NOTE: We caution against saving to local filesystems. Locally saved data will need to be copied to another location after the job completes (either manually, or by way of action defined in your batch script if saving to disk is absolutely necessary). Slurm is configured to only allow ssh to a compute node if the user has a running job on it. If your job is no longer running, you no longer have the ability to ssh to that node and get your output back.

ACCOUNTING AND JOB STATISTICS

Accounting

Knowing how much an account has used is key to being able to submit work reliably. ARC provides a number of options to help find this information.

The Research Management Portal (RMP) is a great way to gain insight into your account utilization.

From the command line, ARC offers a script called my_account_usage help users report on the monthly cost of an account. Here's what the script can provide:

[user@gl-login1 ~]$ my_account_usage -h
usage: my_account_usage -A ACCOUNT [-Y YEAR]

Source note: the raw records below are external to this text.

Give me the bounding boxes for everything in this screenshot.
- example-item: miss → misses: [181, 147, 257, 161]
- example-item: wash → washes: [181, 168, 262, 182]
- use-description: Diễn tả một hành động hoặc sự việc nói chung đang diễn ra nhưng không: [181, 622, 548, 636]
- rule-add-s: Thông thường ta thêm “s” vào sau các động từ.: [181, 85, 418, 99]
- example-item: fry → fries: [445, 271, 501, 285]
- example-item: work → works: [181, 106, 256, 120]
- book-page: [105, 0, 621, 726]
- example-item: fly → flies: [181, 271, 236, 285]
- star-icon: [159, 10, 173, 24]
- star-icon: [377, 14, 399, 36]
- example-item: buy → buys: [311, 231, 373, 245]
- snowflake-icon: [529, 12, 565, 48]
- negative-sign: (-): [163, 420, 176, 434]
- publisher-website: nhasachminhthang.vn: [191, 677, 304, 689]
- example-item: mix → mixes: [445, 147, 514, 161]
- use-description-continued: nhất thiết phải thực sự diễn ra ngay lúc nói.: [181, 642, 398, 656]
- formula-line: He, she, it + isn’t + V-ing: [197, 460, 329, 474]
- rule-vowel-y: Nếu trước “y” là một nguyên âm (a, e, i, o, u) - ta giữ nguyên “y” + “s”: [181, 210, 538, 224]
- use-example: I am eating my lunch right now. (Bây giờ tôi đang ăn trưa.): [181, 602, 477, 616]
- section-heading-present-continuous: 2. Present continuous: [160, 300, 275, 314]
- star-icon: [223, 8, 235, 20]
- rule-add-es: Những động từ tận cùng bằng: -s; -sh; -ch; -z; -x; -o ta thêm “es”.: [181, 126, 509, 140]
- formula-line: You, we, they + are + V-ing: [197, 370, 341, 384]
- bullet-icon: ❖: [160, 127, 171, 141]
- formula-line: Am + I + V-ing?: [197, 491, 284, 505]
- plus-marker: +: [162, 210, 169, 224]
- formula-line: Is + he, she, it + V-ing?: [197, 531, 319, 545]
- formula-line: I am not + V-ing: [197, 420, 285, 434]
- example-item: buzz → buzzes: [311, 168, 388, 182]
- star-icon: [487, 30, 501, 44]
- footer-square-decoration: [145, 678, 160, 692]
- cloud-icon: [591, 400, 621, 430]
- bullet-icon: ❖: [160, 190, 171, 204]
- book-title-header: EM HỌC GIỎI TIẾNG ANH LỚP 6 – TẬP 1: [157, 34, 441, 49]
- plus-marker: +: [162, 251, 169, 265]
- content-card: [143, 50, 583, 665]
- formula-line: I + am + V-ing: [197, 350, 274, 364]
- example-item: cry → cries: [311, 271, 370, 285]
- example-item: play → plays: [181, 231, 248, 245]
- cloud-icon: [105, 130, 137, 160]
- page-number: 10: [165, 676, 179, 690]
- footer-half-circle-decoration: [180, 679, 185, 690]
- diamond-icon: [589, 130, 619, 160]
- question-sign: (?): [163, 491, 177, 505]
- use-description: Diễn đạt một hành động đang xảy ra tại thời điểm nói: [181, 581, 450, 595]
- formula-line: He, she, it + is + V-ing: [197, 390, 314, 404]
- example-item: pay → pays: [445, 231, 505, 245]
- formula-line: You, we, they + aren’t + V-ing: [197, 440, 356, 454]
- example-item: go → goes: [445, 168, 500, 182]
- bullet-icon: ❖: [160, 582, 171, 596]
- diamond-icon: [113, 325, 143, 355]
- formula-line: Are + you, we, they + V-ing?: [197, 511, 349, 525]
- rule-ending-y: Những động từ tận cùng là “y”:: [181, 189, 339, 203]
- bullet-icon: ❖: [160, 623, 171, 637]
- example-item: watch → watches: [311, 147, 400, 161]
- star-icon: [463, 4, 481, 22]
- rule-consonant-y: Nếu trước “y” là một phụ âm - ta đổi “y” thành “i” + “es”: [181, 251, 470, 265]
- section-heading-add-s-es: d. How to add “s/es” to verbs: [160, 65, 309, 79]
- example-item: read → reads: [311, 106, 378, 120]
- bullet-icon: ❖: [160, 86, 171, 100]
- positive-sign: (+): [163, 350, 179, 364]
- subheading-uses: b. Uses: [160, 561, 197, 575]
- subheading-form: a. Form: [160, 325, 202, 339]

Report or estimate the monthly cost for a given account

optional arguments:
  -h, --help        show this help message and exit
  -A , --account    The account to report
  -Y , --year       The fiscal year
  -S , --start      The start year-month as numbers, example: 2020-01
  -E , --end        The end year-month as numbers, example: 2021-01
  -p, --percentage  Print perentages for each user
  -d, --debug       Debug modes. Print raw Slurm outputs.
  -1, --sort1       Sort by user total for range
  -2, --sort2       Sort by user total for this month
  -3, --sort3       Sort by user total for last month

Job Statistics

Understanding how your job ran is important. Viewing a jobs statistics is a great way for a user to see if the resources they're requesting are being utilized. It provides an opportunity to assess and optimize your job requirements, which can lead to have your jobs starting faster and costing less.

One way to view job statistics us on the command line using the ARC-provided utility my_job_statistics. You simply pass the job ID of the job statistics you wish to view: my_job_statistics -j <job_ID>

Another great way to get job statistics is from the job completion emails. These contain helpful tips based on your job run, and are sent automatically at job completion time. Make sure you don't have any specific #SBATCH overrides barring emails from being sent.